La vraie question est : Pourquoi le fait que la majorité des joueurs de l'Equipe de France soit issue à un moment des banlieues a-t-il suscité des réactions publiques d'hommes ayant voix au chapitre ? Récemment encore, un membre de l'UMP twittait une remarque au sous-entendu tellement limite que même le roi Buzz n'en a pas voulu.

Comme je l'écrivais ici même, un regard sociologique (ah ! la chambre magmatique de la logique sociale) permet de comprendre qu'il n'y a rien de miraculeux au phénomène : les jeunes de banlieue, enfants d'une France issue (jusqu'à quand ?) de l'immigration, relégués au-delà des frontières de l'intérieur (voir les travaux d'Abdelmalek SAYAD) s'engouffrent dans la seule voie où ils ont une chance d'arriver au sommet : le sport, les arts musicaux et autres prestations qui relèvent du spectacle. 

Je corrige : ils ne s'y lancent pas plus que dans d'autres domaines. Je suis prêt à parier que beaucoup d'entre eux rêvent aussi de la présidence d'une entreprise du CAC 40. Il se trouve simplement que, dans certaines filières ils atteignent le sommet, alors que dans d'autres ils sont éliminés par une sorte de tamis social.

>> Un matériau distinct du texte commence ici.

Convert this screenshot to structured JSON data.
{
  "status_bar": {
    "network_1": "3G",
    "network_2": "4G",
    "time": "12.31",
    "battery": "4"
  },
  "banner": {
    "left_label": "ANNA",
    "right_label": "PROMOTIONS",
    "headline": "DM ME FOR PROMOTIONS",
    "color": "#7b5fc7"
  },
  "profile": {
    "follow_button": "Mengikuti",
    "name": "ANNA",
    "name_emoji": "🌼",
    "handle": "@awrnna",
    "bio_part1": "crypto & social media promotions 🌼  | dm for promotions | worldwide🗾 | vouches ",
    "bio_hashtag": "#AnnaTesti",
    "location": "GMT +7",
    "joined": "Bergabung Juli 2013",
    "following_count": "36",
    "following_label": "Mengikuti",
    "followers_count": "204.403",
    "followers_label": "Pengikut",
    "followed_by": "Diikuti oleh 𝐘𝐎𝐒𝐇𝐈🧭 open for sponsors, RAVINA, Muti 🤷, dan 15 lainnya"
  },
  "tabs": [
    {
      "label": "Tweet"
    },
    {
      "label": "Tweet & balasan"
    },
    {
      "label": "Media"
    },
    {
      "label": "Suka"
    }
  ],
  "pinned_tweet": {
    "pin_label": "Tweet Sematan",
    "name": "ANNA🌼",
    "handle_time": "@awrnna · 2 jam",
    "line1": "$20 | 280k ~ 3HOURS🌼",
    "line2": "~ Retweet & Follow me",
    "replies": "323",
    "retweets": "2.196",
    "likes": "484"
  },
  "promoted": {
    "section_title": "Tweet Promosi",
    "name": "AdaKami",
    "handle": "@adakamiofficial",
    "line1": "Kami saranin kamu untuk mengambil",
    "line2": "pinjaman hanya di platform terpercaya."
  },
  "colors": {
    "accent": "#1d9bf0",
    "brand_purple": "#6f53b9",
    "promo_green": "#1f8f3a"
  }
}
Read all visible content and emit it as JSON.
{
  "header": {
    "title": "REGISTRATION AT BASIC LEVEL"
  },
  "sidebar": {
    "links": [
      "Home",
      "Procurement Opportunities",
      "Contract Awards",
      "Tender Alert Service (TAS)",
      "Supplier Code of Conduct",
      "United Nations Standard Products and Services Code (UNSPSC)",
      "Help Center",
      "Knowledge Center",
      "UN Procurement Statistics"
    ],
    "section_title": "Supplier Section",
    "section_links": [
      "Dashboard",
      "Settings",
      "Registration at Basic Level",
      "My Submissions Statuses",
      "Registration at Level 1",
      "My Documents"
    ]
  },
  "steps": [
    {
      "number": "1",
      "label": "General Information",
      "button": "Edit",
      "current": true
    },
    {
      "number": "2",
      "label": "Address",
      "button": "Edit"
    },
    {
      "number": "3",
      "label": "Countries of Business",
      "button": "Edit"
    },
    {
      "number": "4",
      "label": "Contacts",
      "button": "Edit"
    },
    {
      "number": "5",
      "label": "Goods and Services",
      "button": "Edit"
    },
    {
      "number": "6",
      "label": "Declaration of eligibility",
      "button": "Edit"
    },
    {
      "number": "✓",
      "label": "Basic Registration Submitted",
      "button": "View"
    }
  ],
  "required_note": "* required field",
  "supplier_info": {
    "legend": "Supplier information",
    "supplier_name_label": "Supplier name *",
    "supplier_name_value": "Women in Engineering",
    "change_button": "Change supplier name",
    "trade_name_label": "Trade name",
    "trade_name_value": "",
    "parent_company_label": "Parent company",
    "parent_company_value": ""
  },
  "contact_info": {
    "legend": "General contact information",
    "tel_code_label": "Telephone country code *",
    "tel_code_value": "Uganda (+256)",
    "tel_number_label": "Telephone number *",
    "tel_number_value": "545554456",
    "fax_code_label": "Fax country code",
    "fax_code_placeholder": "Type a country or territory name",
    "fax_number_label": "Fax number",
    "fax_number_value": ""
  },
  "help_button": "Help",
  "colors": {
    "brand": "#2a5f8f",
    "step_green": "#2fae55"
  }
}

Pourquoi y parviennent-ils dans les domaines qui relèvent du spectacle ? Parce que là, ils évoluent dans un monde où la performance est publique, et la sanction (positive ou négative) immédiate. Le talent d'un sportif (pour prendre le domaine qui nous intéresse) est attesté par les spectateurs, sa victoire ou sa défaite sont affichées en mondovision. Dans ce domaine, les logiques de sélection et de plafonnement (voir le concept du plafond de verre en socio) ne jouent pas. Elles n'interviennent à nouveau que pour les sélections qui se font "sur tapis vert" : par exemple choisir le sélectionneur de l'Equipe de France, qui (ô hasard) n'a jamais été représentatif de la "couleur" majoritaire qui donnait tant d'urticaire à nos fins esprits. Cherchez l'erreur.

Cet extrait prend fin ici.